Operated by: Friends of Chieftains, Inc.
Facebook page: www.facebook.com/chieftainsmuseum
NOTE: The massive Ridge Ferry Park is just 0.60 mile south of the Chieftains Museum. With lots of big shade trees, it’s a good place to access the riverside trail system. The 60-acre park also features a multi-purpose pavilion, a large concert stage, fishing and river access, picnic shelters, playgrounds, restroom facilities, two sand volleyball courts, wetlands demonstration area, an ADA accessible tree house, a dog park, and the Rome/Floyd E.C.O. River Education Center and Pollinator Garden. See the Rome Parks and Recreation website.
FUN FACT: Ridge started using the name “Major” after General Andrew Jackson honored him with that rank following the 1814 Battle of Horseshoe Bend.
Upper Avenue A Historic District
Featuring houses built between the 1880s and the 1920s, the Upper Avenue A Historic District appears almost exactly as it would have appeared 100 years ago. The older houses were part of the village of DeSoto which was annexed by Rome in 1885.
It’s on the west bank of the Oostanaula and only about six blocks from the historic downtown. A good number of the houses are large, two-story structures with some noticeable late-Victorian styling.
Here are some of the visual highlights:
The Upper Avenue A Historic District was listed with the National Register of Historic Places in 1983. Traffic is very light in the district and there are sidewalks throughout, so a sidewalk or bicycle tour is safe and easy.
East Rome Historic District
Across the Etowah River from downtown, the East Rome Historic District features a few of the grandest houses in the city along with a large number of plain craftsman- and bungalow-style small houses. The large Rome-Floyd County YMCA is in the center of the district but is not a contributing structure in regard to the National Register listing.
A good area for a sidewalk tour, the district’s boundaries represent what was incorporated in 1883 as the Town of East Rome. That town was annexed by Rome in 1906.
Most people would consider Claremont, the 7,100 sq. ft. c. 1882 house built for the Colonel Hamilton Yancey family at the corner of East 2nd Avenue and East 10th Street, to be the most interesting house in the East Rome Historic District. It’s shown at the top of this page and also in the gallery below, and was operated as a bed and breakfast called The Claremont House for many years.

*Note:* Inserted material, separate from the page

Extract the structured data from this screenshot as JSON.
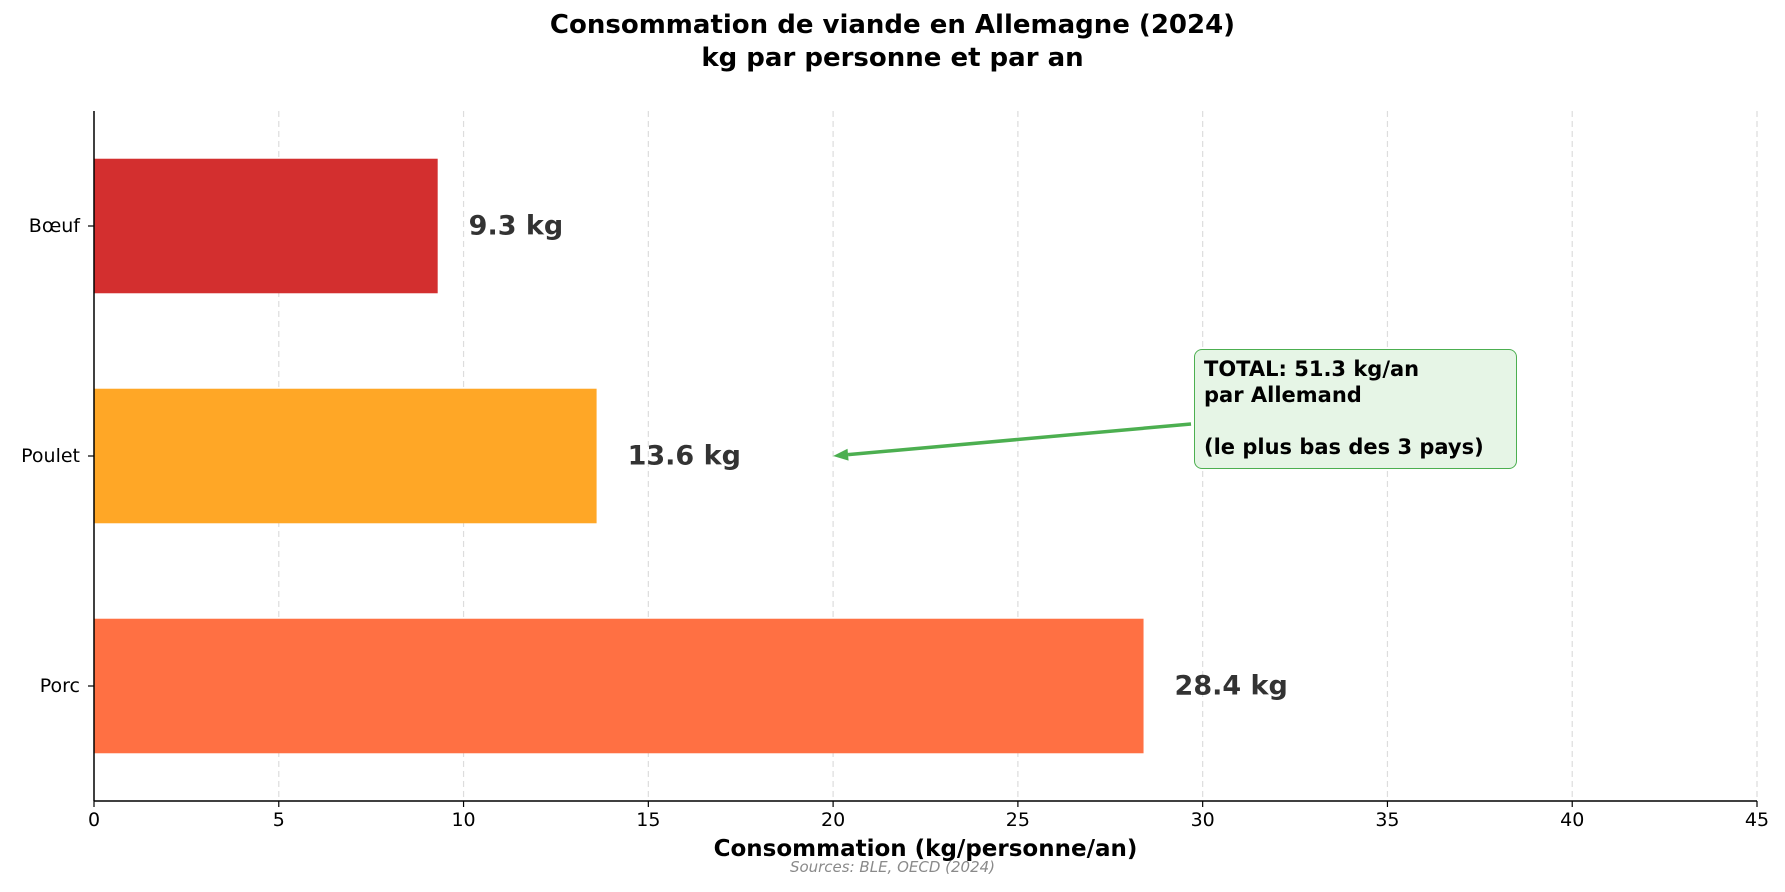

The large house next door is also quite striking. It appears to be from the 1910s to 1930s era.
At one time, a railroad depot was located in the district but it no longer stands. It burned down in the late 1960s.
Click here to see the district’s 1985 National Register application.
The Dr. Robert Battey House is almost 170 years old
This property is within the boundaries of the East Rome Historic District at the corner of East 2nd Avenue and East 8th Street S.W. Built in 1851 and moved to its current location in 1974 to avoid demolition, this large cottage was individually listed with the National Registry of Historic Places in 1977. See the National Register application: https://catalog.archives.gov/id/93207974.
Dr. Battey was a pioneer in the field of gynecology and was the first physician to perform oophorectomies.
The house is currently used as a Farm Bureau office. Map.
South Broad Street Historic District
As you cross the small old bridge that spans the Etowah River on the east end of Broad Street, you will be less than two blocks from this district. Located directly south of the historic Myrtle Hill Cemetery, the South Broad Street Historic District also features a few very interesting large two-story houses that were built in the 1880s to 1910s ranges and several plain craftsman- and bungalow style one-story houses.
As is the case with the Upper Avenue A and East Rome historic districts shown above, it was also formerly part of a separate town that was annexed into Rome.